The launch comes at a time of increased institutional interest in cryptocurrency investments. BlackRock’s research indicates that crypto adoption has outpaced historical technology trends, reaching 300 million users faster than both the internet and mobile phones.

Meanwhile, the ETF has attracted attention in political circles. Treasury Secretary nominee Scott Bessent announced plans to divest his holdings in BlackRock’s Bitcoin ETF before the upcoming presidential inauguration, following Federal ethics guidelines requiring nominees to sell certain assets within 90 days of Senate confirmation.

The new Canadian ETF allows investors to hold Bitcoin exposure in tax-advantaged accounts through traditional brokerage platforms, addressing common concerns about custody and exchange account requirements.
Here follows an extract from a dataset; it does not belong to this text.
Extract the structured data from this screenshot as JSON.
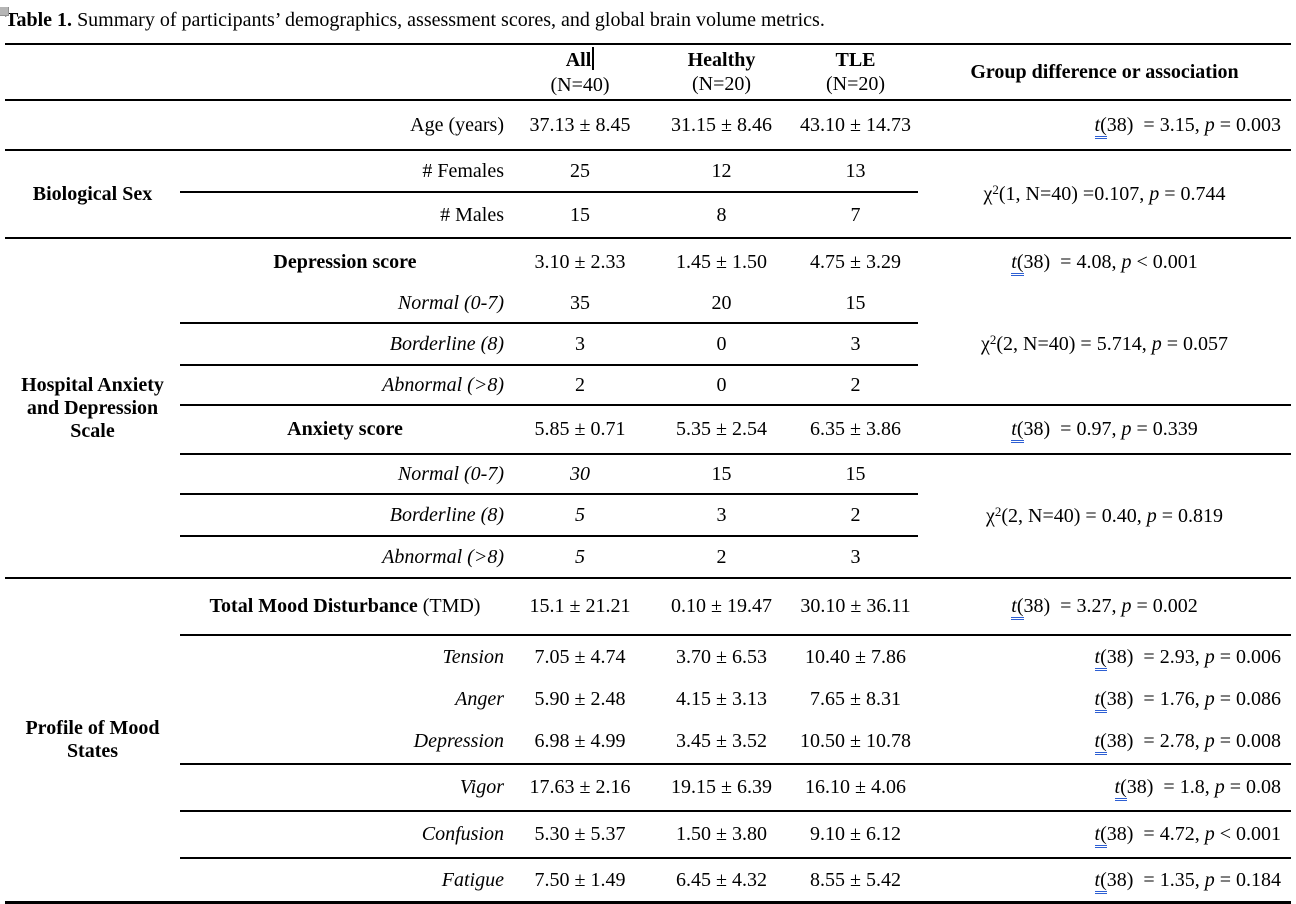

BlackRock’s data shows younger investors display growing interest in digital assets, partly driven by inflation concerns. This demographic trend aligns with the broader institutional acceptance of cryptocurrency as an asset class.

The fund’s structure enables investors to gain Bitcoin exposure without directly holding the cryptocurrency, simplifying the investment process for those who prefer traditional investment vehicles.

Cboe Canada has confirmed its commitment to expanding its digital asset offerings through its trading infrastructure, positioning the exchange to support future cryptocurrency investment products.

The launch adds to BlackRock’s expanding cryptocurrency investment options, as the asset manager continues to develop products meeting evolving investor demands in the digital asset space.